Davis’ status as an early feminist idol seems more complicated today. It’s true that she often played independent women and that she challenged the bounds of socially prescribed female behavior, but it’s equally true that many of her roles invite the viewer to revel in the spectacle of her suffering or her willingness to be grotesque.

The Warner set features two extreme examples of those modes. In “The Old Maid” (1939), based on an Edith Wharton novel and directed by Edmund Goulding, she ages into a sad spinster whose biological child ends up in the clutches of a scheming character played by Miriam Hopkins. (Davis, in a wonderful, typical act of hubris, had tried to persuade the studio that she could play both roles, using a split-screen effect.) In John Huston’s lurid “In This Our Life” (1942), her demonic sociopath ditches her fiance, steals the husband of her long-suffering sister (Olivia de Havilland), drives him to suicide and attempts to blame a fatal hit-and-run on the black maid’s son.

“The Great Lie” (1941), also directed by Goulding, revisits the themes of female rivalry and parental sacrifice. In Anatole Litvak’s “All This, and Heaven Too” (1940), she’s the good-hearted nanny who comes between a French nobleman (Charles Boyer) and his harpy wife (Barbara O’Neil). Davis is given top billing in “Watch on the Rhine” (1943), based on a Lillian Hellman play, but takes a supporting role as the wife of the anti-fascist hero (Paul Lukas). “Deception” (1946), a histrionic noir reunion with her “Now, Voyager” costars Claude Rains and Paul Henreid, signals the start of a middling run that brought her Warners period to an end.

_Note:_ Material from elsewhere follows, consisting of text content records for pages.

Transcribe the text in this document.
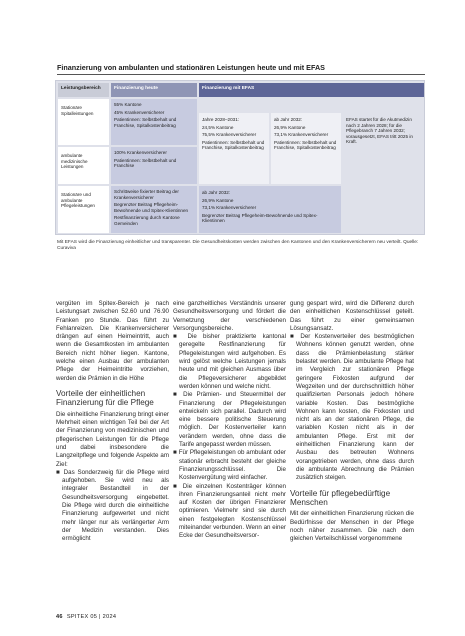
Finanzierung von ambulanten und stationären Leistungen heute und mit EFAS
Leistungsbereich	Finanzierung heute	Finanzierung mit EFAS
Stationäre Spitalleistungen
ambulante medizinische Leistungen
Stationäre und ambulante Pflegeleistungen

55% Kantone

45% Krankenversicherer

Patientinnen: Selbstbehalt und Franchise, Spitalkostenbeitrag

100% Krankenversicherer

Patientinnen: Selbstbehalt und Franchise

Schrittweise fixierter Beitrag der Krankenversicherer

Begrenzter Beitrag Pflegeheim-Bewohnende und Spitex-Klientinnen

Restfinanzierung durch Kantone Gemeinden

Jahre 2028–2031:

24,5% Kantone

75,5% Krankenversicherer

Patientinnen: Selbstbehalt und Franchise, Spitalkostenbeitrag

ab Jahr 2032:

26,9% Kantone

73,1% Krankenversicherer

Patientinnen: Selbstbehalt und Franchise, Spitalkostenbeitrag

EFAS startet für die Akutmedizin nach 2 Jahren 2028; für die Pflegebranch 7 Jahren 2032; vorausgesetzt, EFAS tritt 2025 in Kraft.

ab Jahr 2032:

26,9% Kantone

73,1% Krankenversicherer

Begrenzter Beitrag Pflegeheim-Bewohnende und Spitex-Klientinnen

Mit EFAS wird die Finanzierung einheitlicher und transparenter. Die Gesundheitskosten werden zwischen den Kantonen und den Krankenversicherern neu verteilt. Quelle: Curaviva

vergüten im Spitex-Bereich je nach Leistungsart zwischen 52.60 und 76.90 Franken pro Stunde. Das führt zu Fehlanreizen. Die Krankenversicherer drängen auf einen Heimeintritt, auch wenn die Gesamtkosten im ambulanten Bereich nicht höher liegen. Kantone, welche einen Ausbau der ambulanten Pflege der Heimeintritte vorziehen, werden die Prämien in die Höhe

Vorteile der einheitlichen Finanzierung für die Pflege

Die einheitliche Finanzierung bringt einer Mehrheit einen wichtigen Teil bei der Art der Finanzierung von medizinischen und pflegerischen Leistungen für die Pflege und dabei insbesondere die Langzeitpflege und folgende Aspekte am Ziel:

■ Das Sonderzweig für die Pflege wird aufgehoben. Sie wird neu als integraler Bestandteil in der Gesundheitsversorgung eingebettet. Die Pflege wird durch die einheitliche Finanzierung aufgewertet und nicht mehr länger nur als verlängerter Arm der Medizin verstanden. Dies ermöglicht

eine ganzheitliches Verständnis unserer Gesundheitsversorgung und fördert die Vernetzung der verschiedenen Versorgungsbereiche.

■ Die bisher praktizierte kantonal geregelte Restfinanzierung für Pflegeleistungen wird aufgehoben. Es wird gelöst welche Leistungen jemals heute und mit gleichen Ausmass über die Pflegeversicherer abgebildet werden können und welche nicht.

■ Die Prämien- und Steuermittel der Finanzierung der Pflegeleistungen entwickeln sich parallel. Dadurch wird eine bessere politische Steuerung möglich. Der Kostenverteiler kann verändern werden, ohne dass die Tarife angepasst werden müssen.

■ Für Pflegeleistungen ob ambulant oder stationär erbracht besteht der gleiche Finanzierungsschlüssel. Die Kostenvergütung wird einfacher.

■ Die einzelnen Kostenträger können ihren Finanzierungsanteil nicht mehr auf Kosten der übrigen Finanzierer optimieren. Vielmehr sind sie durch einen festgelegten Kostenschlüssel miteinander verbunden. Wenn an einer Ecke der Gesundheitsversor-

gung gespart wird, wird die Differenz durch den einheitlichen Kostenschlüssel geteilt. Das führt zu einer gemeinsamen Lösungsansatz.

■ Der Kostenverteiler des bestmöglichen Wohnens können genutzt werden, ohne dass die Prämienbelastung stärker belastet werden. Die ambulante Pflege hat im Vergleich zur stationären Pflege geringere Fixkosten aufgrund der Wegzeiten und der durchschnittlich höher qualifizierten Personals jedoch höhere variable Kosten. Das bestmögliche Wohnen kann kosten, die Fixkosten und nicht als an der stationären Pflege, die variablen Kosten nicht als in der ambulanten Pflege. Erst mit der einheitlichen Finanzierung kann der Ausbau des betreuten Wohnens vorangetrieben werden, ohne dass durch die ambulante Abrechnung die Prämien zusätzlich steigen.

Vorteile für pflegebedürftige Menschen

Mit der einheitlichen Finanzierung rücken die Bedürfnisse der Menschen in der Pflege noch näher zusammen. Die nach dem gleichen Verteilschlüssel vorgenommene

46 SPITEX 05 | 2024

Jack Warner finally released Davis from her contract in 1949, setting the stage for her great comeback in “All About Eve” (1950), the centerpiece of the Fox set, which shows a fearless if not always flattering progression into middle age. She’s an invalid in “Phone Call From a Stranger” (1952) and Elizabeth I (for the second time in her career) in “The Virgin Queen” (1955), but by the ‘60s, her metier was Gothic horror. In “The Nanny” (1965), her unusually subdued title character harbors murderous secrets. Robert Aldrich’s “Hush . . . Hush, Sweet Charlotte” (1964), more representative of Davis’ late period, is an unrestrained banshee-fest, but in pairing her with her former rival De Havilland, it’s also oddly tender beneath the hysterics, a nutty hommage to the ghosts of old Hollywood.